As Konstantin Ryabitsev, The Linux Foundation's director of IT infrastructure security, explained in a Google+ post, "Despite what various news sites out there may have told you, kernel 4.14 LTS is not planned to be supported for 6 years. Just because Greg Kroah-Hartman is doing it for 4.4 does not mean that all LTS kernels from now on are going to be maintained for that long."

So, in short, 4.14 will be supported until January 2020, while the 4.4 Linux kernel, which arrived on Jan. 20, 2016, will be supported until 2022. Therefore, if you're working on a Linux distribution that's meant for the longest possible run, you want to base it on Linux 4.4.

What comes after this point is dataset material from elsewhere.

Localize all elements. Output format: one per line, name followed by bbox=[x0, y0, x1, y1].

Linux LTS versions incorporate back-ported bug fixes for older kernel trees. Not all bug fixes are imported; only important bug fixes are applied to such kernels. They, especially for older trees, don't usually see very frequent releases.

The other Linux versions are Prepatch or release candidates (RC), Mainline, Stable, and LTS.

RC must be compiled from source and usually contains bug fixes and new features. These are maintained and released by Linus Torvalds. He also maintains the Mainline tree (this is where all new features are introduced). New mainline kernels are released every few months. When the mainline kernel is released for general use, it is considered "stable." Bug fixes for a stable kernel are back-ported from the mainline tree and applied by a designated stable kernel maintainer. There are usually only a few bug-fix kernel releases until the next mainline kernel becomes available.

As for the latest LTS, Linux 4.14, Ryabitsev said, "It is possible that someone may pick up maintainership of 4.14 after Greg is done with it (it's happened in the past on multiple occasions), but you should emphatically not plan on that."

Kroah-Hartman simply added to Ryabitsev's post: "What he said."